ÖZKÖK FETHULLAH HOCA HAKKINDA YAZMA DEDİ: Ertuğrul bir gün bana “Fethullah Hoca efendi ve Zaman gazetesi hakkında yazı yazma” dedi. Bunların gazete dağıtımlarını biz yapıyormuşuz. Şimdi de patron, Fehmi Koru’nun düzenlediği fasıl gecelerine katılıyor. Takkeli liboş ile arayı ısıtıyor. Ertuğrul da artistliğe soyundu. Fakat oynadığı MAT adlı dizi MAT oldu. Ve yayından kaldırıldı. Ertuğrul bana cambaz olduğunu söylemişti ama, damarlarında artist kanı dolaştığını bilmiyordum.

AKİF BEKİ’DEN ‘’NAH’’: 2008 yılı ortalarında Turgay Ciner’in çıkaracağı gazeteye Hürriyet’ten bazı arkadaşlarla birlikte geçmek üzereydik. Ama zaman zaman kulağıma bazı sözler geliyordu. Bir gazeteci arkadaşım Başbakanlık sözcüsü ve Tayyip’in sağ kolu Akif Beki’ye, ‘Yeni bir muhalif gazete geliyor. Emin Çölaşan ve Bekir Coşkun da geçiyor” demiş. Akif Beki de sağ elinin başparmağını iki parmağının arasına sokup, elini sallıyor ve ‘’Nah geliyor muhalif gazete” cevabını veriyor. Doğan grubu çalışanlarına akreditasyon yasağı getiren Akif Beki, şimdi Ertuğrul’un desteğinde ve Doğan grubuna ait anlı şanlı Radikal gazetesinde köşe yazarı oldu.

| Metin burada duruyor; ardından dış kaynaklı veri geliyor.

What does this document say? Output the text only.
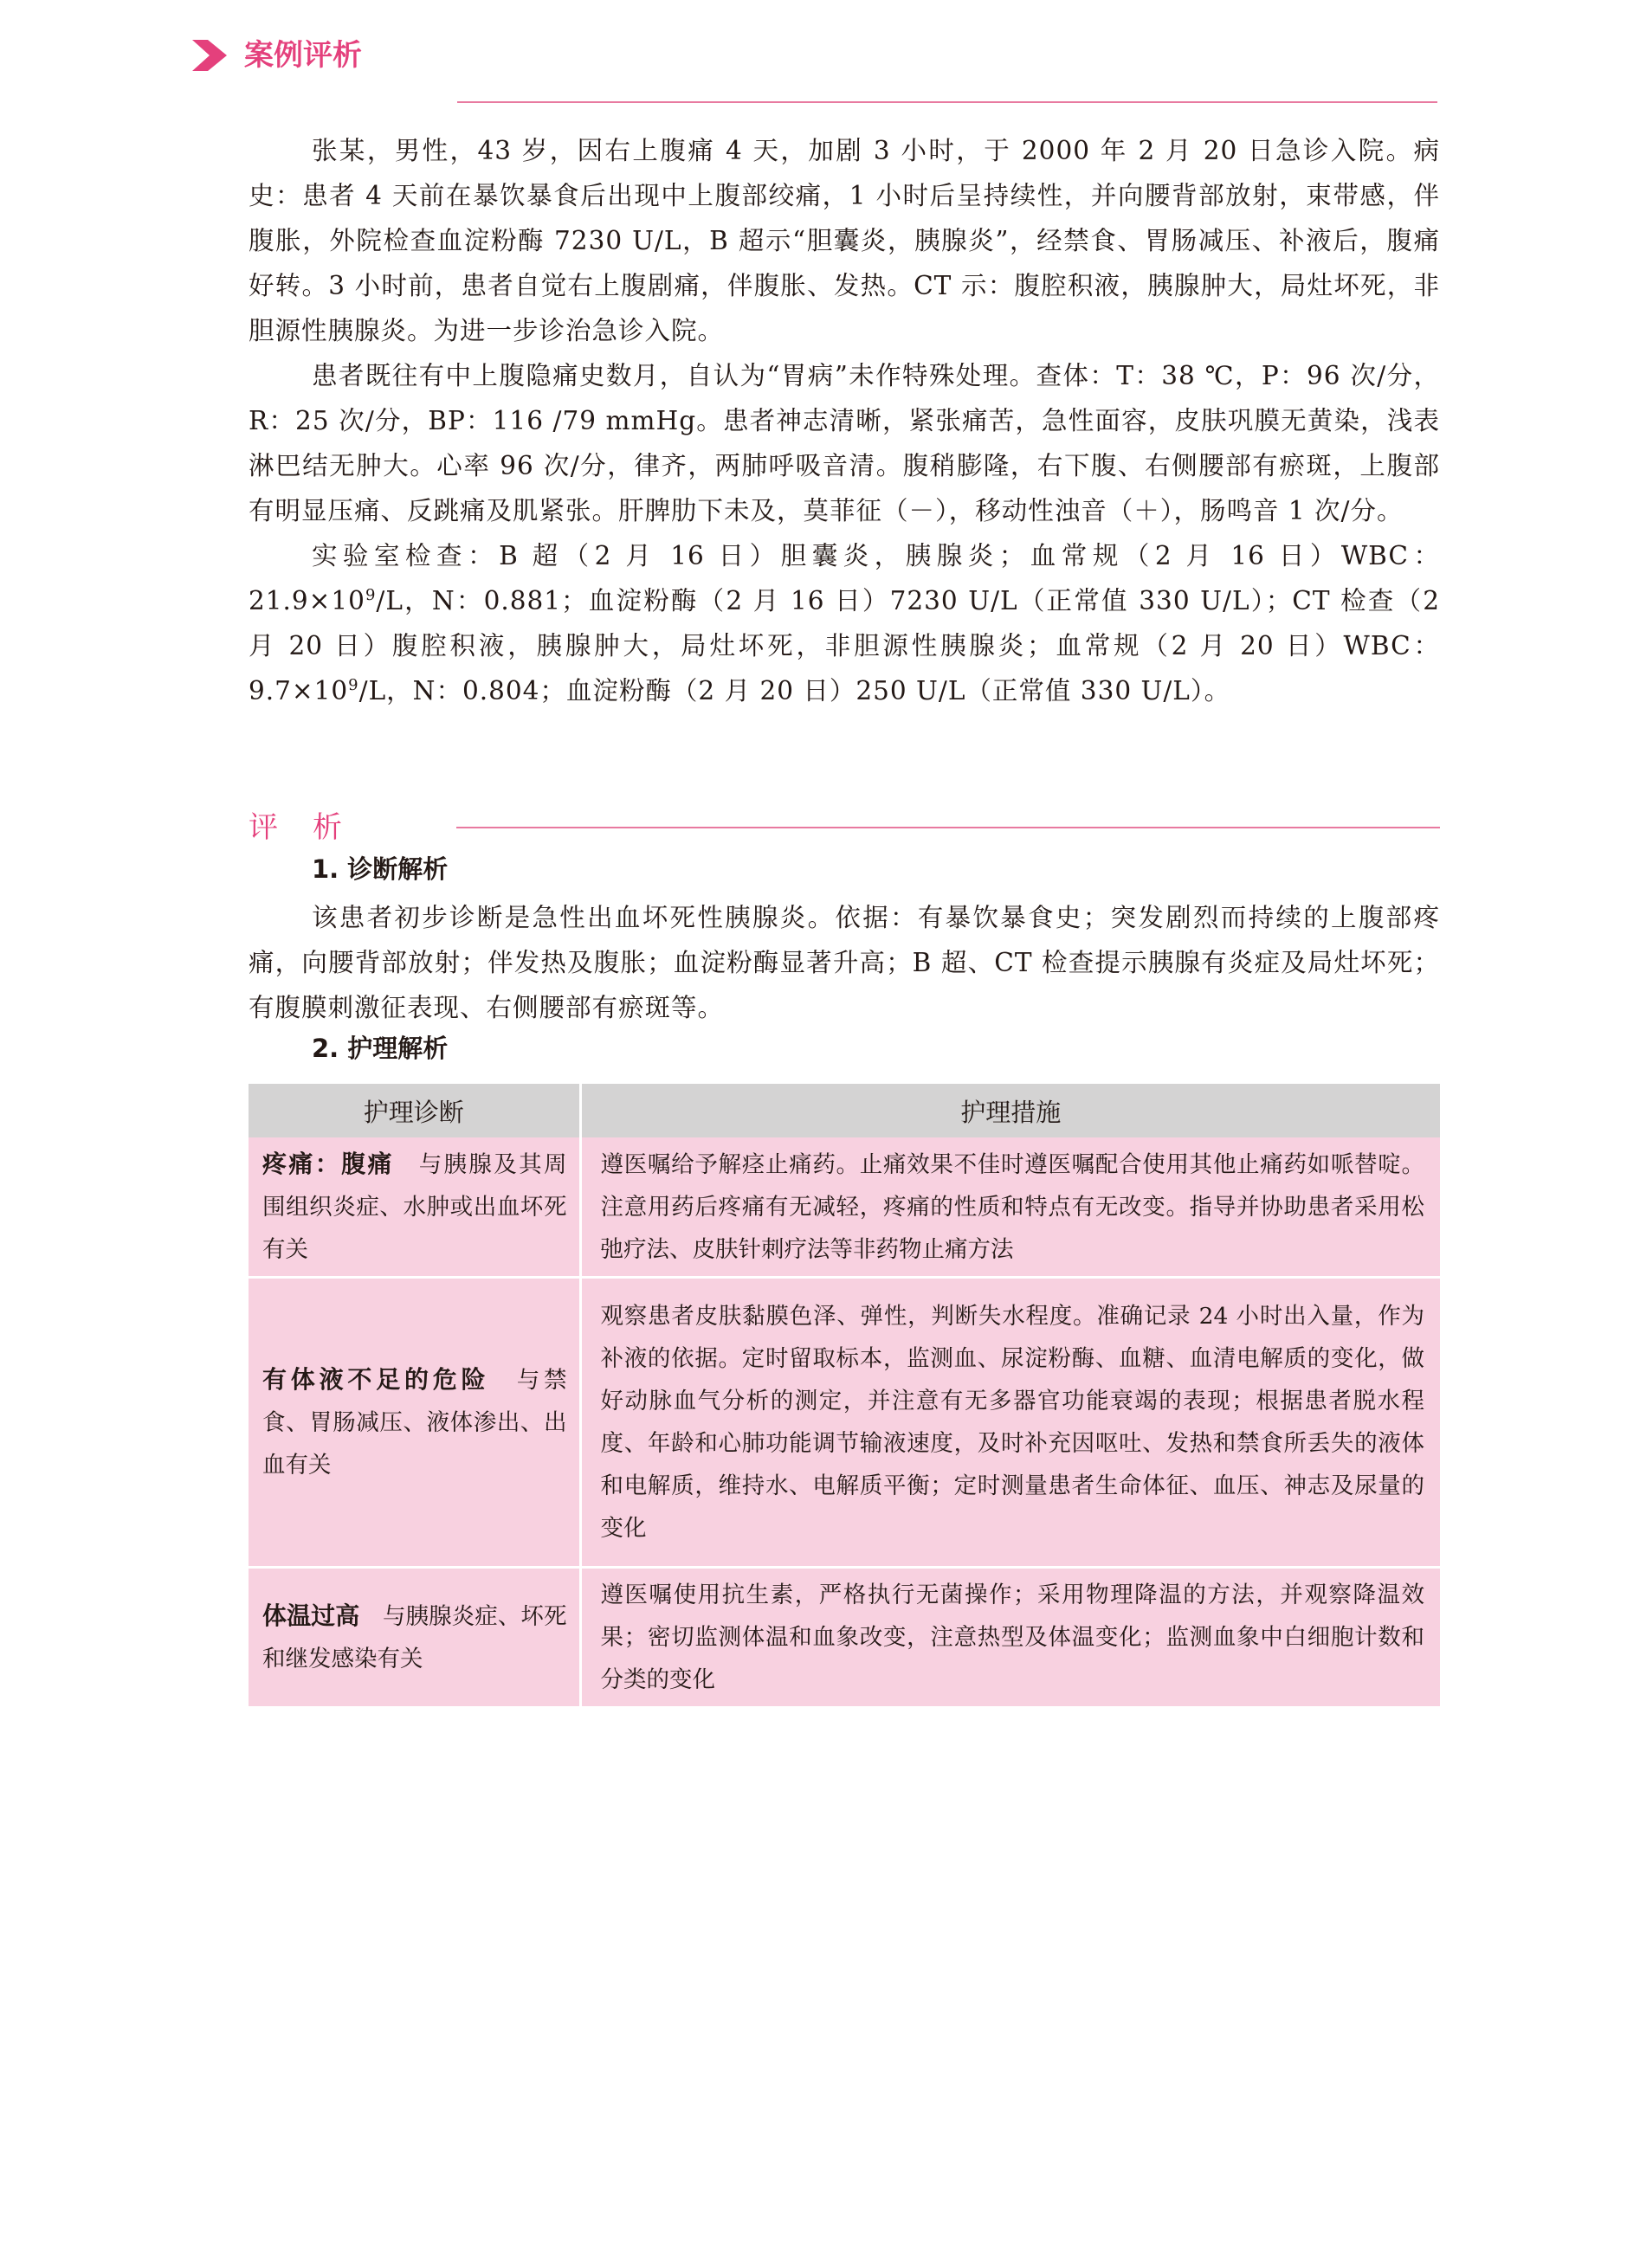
案例评析

张某，男性，43 岁，因右上腹痛 4 天，加剧 3 小时，于 2000 年 2 月 20 日急诊入院。病史：患者 4 天前在暴饮暴食后出现中上腹部绞痛，1 小时后呈持续性，并向腰背部放射，束带感，伴腹胀，外院检查血淀粉酶 7230 U/L，B 超示“胆囊炎，胰腺炎”，经禁食、胃肠减压、补液后，腹痛好转。3 小时前，患者自觉右上腹剧痛，伴腹胀、发热。CT 示：腹腔积液，胰腺肿大，局灶坏死，非胆源性胰腺炎。为进一步诊治急诊入院。

患者既往有中上腹隐痛史数月，自认为“胃病”未作特殊处理。查体：T：38 ℃，P：96 次/分，R：25 次/分，BP：116 /79 mmHg。患者神志清晰，紧张痛苦，急性面容，皮肤巩膜无黄染，浅表淋巴结无肿大。心率 96 次/分，律齐，两肺呼吸音清。腹稍膨隆，右下腹、右侧腰部有瘀斑，上腹部有明显压痛、反跳痛及肌紧张。肝脾肋下未及，莫菲征（－），移动性浊音（＋），肠鸣音 1 次/分。

实验室检查：B 超（2 月 16 日）胆囊炎，胰腺炎；血常规（2 月 16 日）WBC：$21.9\times 10^9/L$，N：0.881；血淀粉酶（2 月 16 日）7230 U/L（正常值 330 U/L）；CT 检查（2 月 20 日）腹腔积液，胰腺肿大，局灶坏死，非胆源性胰腺炎；血常规（2 月 20 日）WBC：$9.7\times 10^9/L$，N：0.804；血淀粉酶（2 月 20 日）250 U/L（正常值 330 U/L）。

评析
1. 诊断解析

该患者初步诊断是急性出血坏死性胰腺炎。依据：有暴饮暴食史；突发剧烈而持续的上腹部疼痛，向腰背部放射；伴发热及腹胀；血淀粉酶显著升高；B 超、CT 检查提示胰腺有炎症及局灶坏死；有腹膜刺激征表现、右侧腰部有瘀斑等。

2. 护理解析
护理诊断	护理措施
疼痛：腹痛　 与胰腺及其周围组织炎症、水肿或出血坏死有关	遵医嘱给予解痉止痛药。止痛效果不佳时遵医嘱配合使用其他止痛药如哌替啶。注意用药后疼痛有无减轻，疼痛的性质和特点有无改变。指导并协助患者采用松弛疗法、皮肤针刺疗法等非药物止痛方法
有体液不足的危险　 与禁食、胃肠减压、液体渗出、出血有关	观察患者皮肤黏膜色泽、弹性，判断失水程度。准确记录 24 小时出入量，作为补液的依据。定时留取标本，监测血、尿淀粉酶、血糖、血清电解质的变化，做好动脉血气分析的测定，并注意有无多器官功能衰竭的表现；根据患者脱水程度、年龄和心肺功能调节输液速度，及时补充因呕吐、发热和禁食所丢失的液体和电解质，维持水、电解质平衡；定时测量患者生命体征、血压、神志及尿量的变化
体温过高　 与胰腺炎症、坏死和继发感染有关	遵医嘱使用抗生素，严格执行无菌操作；采用物理降温的方法，并观察降温效果；密切监测体温和血象改变，注意热型及体温变化；监测血象中白细胞计数和分类的变化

BEKİR COŞKUN, SENEM’İ İŞLETMİŞ: 22 Şubat 2009 günü, Vatan’ın manşetinde Bekir Coşkun ile yapılmış bir söyleşi var. Bekir, ‘’Beni atsalar, Emin’in kılı bile kıpırdamazdı’’ demiş. Beynimden vurulmuşa döndüm. Röportajı yapan Senem Altan ve benim yazılarımda yıllarca kavga verdiğim Ahmet Altan’ın kızı, Çetin Altan’ın torunu. Kafam allak bullak. Akşam Bekir aradı, gülüyordu. ‘’Söyleşi bittiğinde, ben o sözleri tamamen gırgırına söyledim. Hep beraber kahkaha attık. Teybi kapattı sanıyordum.’’ dedi. Ben de ‘’Sen kiminle dans ettiğinin farkında değil misin? Ben onun babasıyla amcasıyla yıllarca kavga verdim. Şimdi Tayyip medyası bunu alıp kullanacak.’’ cevabını verdim. Dediğim de çıktı. Bekir yine aradı ve bunu düzelteceğini söyledi ve ‘’Bizim mahallede kimse kimseyi satmaz’’ diye bir yazı yazdı. Bekir’e olan kırgınlığım 24 saat bile sürmedi. Bir yol kazasına uğramıştı.